Former Vice President Joe Biden said he never got a sense of “joy” in Hillary Clinton’s 2016 presidential campaign, telling Vanity Fair in a new interview that the failed Democratic nominee appeared to be more driven by outside forces than her own ambition.

Mr. Biden was asked about a passage in his forthcoming memoir “Promise me, Dad,” in which he reportedly describes a “twinge of sadness” he felt for Mrs. Clinton when she revealed she was going to run for president during a visit to the Naval Observatory in Washington, Mr. Biden’s former residence.

“The sage political analysts would say she was probably on her way to a historic victory — the first woman to win the White House,” Mr. Biden wrote, according to Vanity Fair. “But she did not evince much joy at the prospect of running. I may have misread her entirely that morning, but she seemed to me like a person propelled by forces not entirely of her own making.”

In an interview published Wednesday, Mr. Biden elaborated that he felt Mrs. Clinton was saddled with a lot of baggage throughout her candidacy.
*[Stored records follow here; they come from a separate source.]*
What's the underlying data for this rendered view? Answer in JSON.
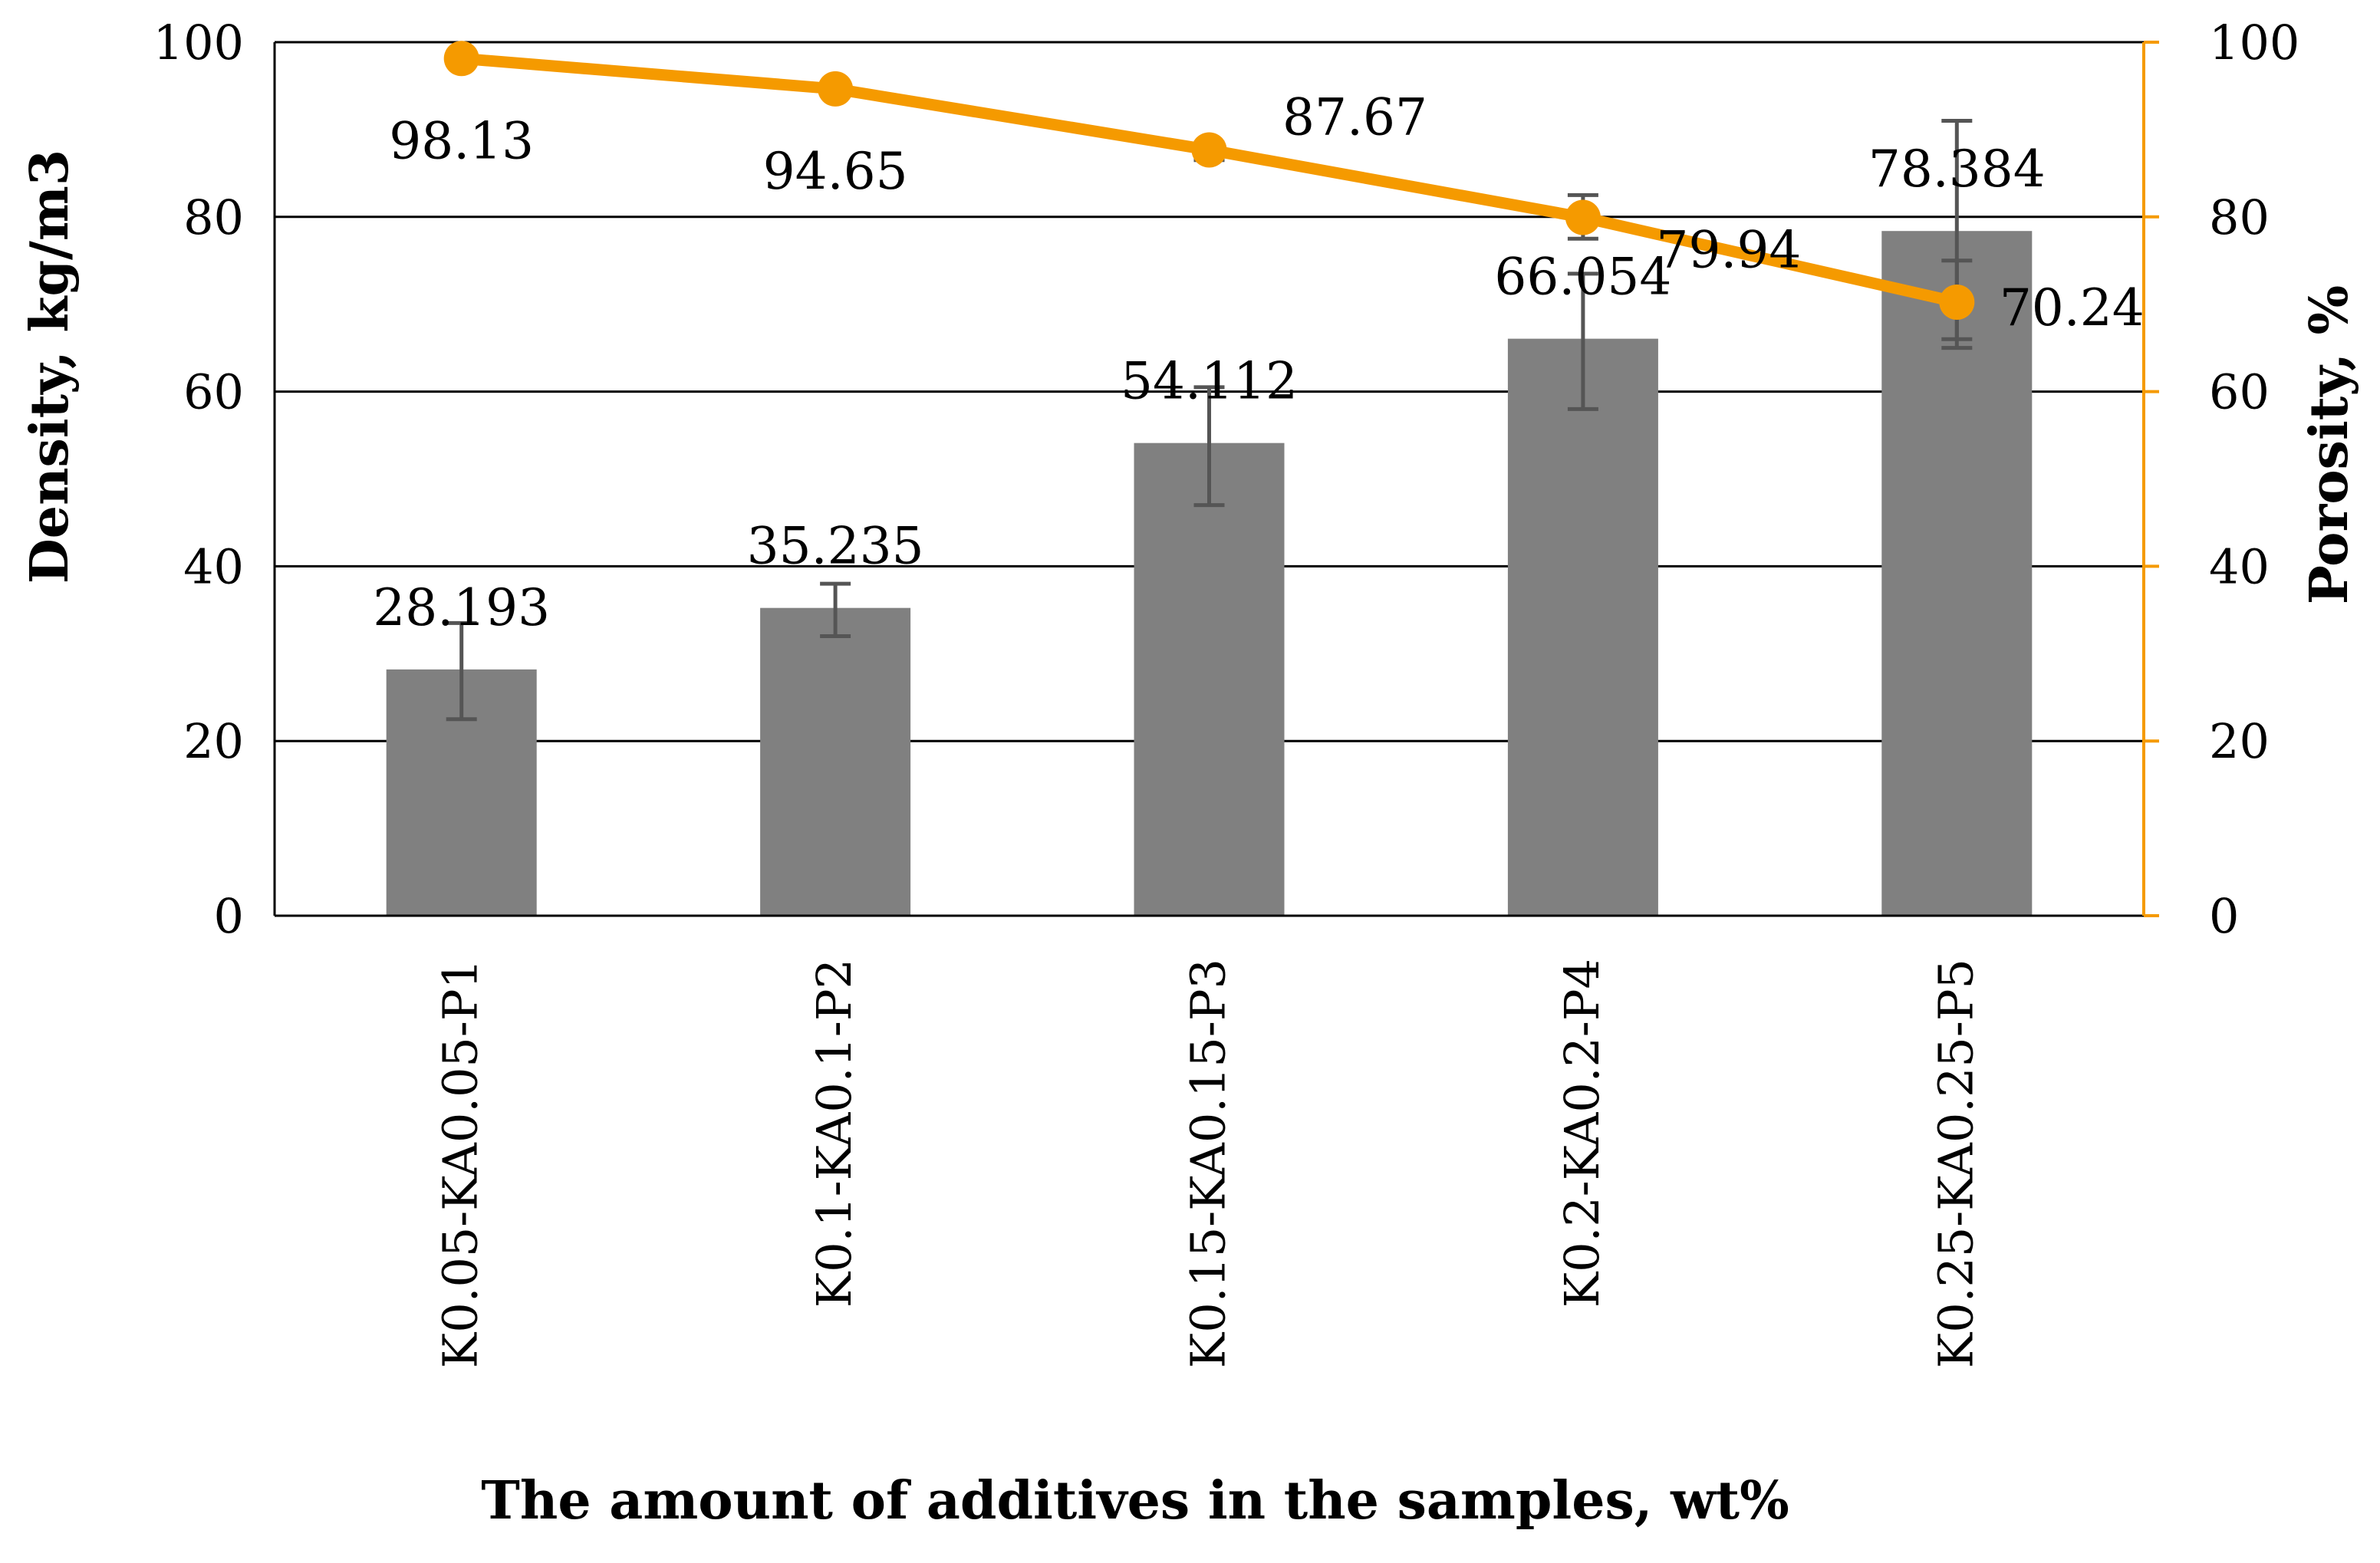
{
  "chart_data": {
    "type": "bar",
    "xlabel": "The amount of additives in the samples, wt%",
    "ylabel": "Density, kg/m3",
    "y2label": "Porosity, %",
    "ylim": [
      0,
      100
    ],
    "y2lim": [
      0,
      100
    ],
    "yticks": [
      "0",
      "20",
      "40",
      "60",
      "80",
      "100"
    ],
    "y2ticks": [
      "0",
      "20",
      "40",
      "60",
      "80",
      "100"
    ],
    "grid": true,
    "categories": [
      "K0.05-KA0.05-P1",
      "K0.1-KA0.1-P2",
      "K0.15-KA0.15-P3",
      "K0.2-KA0.2-P4",
      "K0.25-KA0.25-P5"
    ],
    "series": [
      {
        "name": "Density",
        "type": "bar",
        "axis": "left",
        "color": "#808080",
        "values": [
          28.193,
          35.235,
          54.112,
          66.054,
          78.384
        ],
        "labels": [
          "28.193",
          "35.235",
          "54.112",
          "66.054",
          "78.384"
        ],
        "error_low": [
          22.5,
          32.0,
          47.0,
          58.0,
          65.0
        ],
        "error_high": [
          33.5,
          38.0,
          60.5,
          73.5,
          91.0
        ]
      },
      {
        "name": "Porosity",
        "type": "line",
        "axis": "right",
        "color": "#F59A00",
        "values": [
          98.13,
          94.65,
          87.67,
          79.94,
          70.24
        ],
        "labels": [
          "98.13",
          "94.65",
          "87.67",
          "79.94",
          "70.24"
        ],
        "error_low": [
          98.13,
          94.65,
          86.5,
          77.5,
          66.0
        ],
        "error_high": [
          98.13,
          94.65,
          88.5,
          82.5,
          75.0
        ]
      }
    ]
  }
}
“Everyone thinks it was just raw ambition on her part,” he said. “I think she was sort of a prisoner of history. First woman who had a better-than-even chance of getting the nomination. First woman, relative to the Republican field, who had a better-than-even chance of being president. But there’s a lot of baggage, fair and unfair, and there was no illusion on her part — this wasn’t going to be a Marquess of Queensberry fight.

“And so I never got the sense that there was any joy in her campaign. Maybe it’s me, but I find joy in doing this,” the Democrat added.

Mr. Biden didn’t to rule out a potential 2020 presidential run for himself, explaining that he’s waiting to “see what happens.”

The former vice president went on to say that President Trump, who he described as “self-referential and uninformed,” poses a threat to American values.

“This sounds corny,” he said, “but everything the founders did was to erect institutions that made it more difficult to abuse power. That’s why they have three different branches of government. And what really worries me about this administration is the frontal attack on those institutions that, if they were lost, makes the abuse of power so much more available.”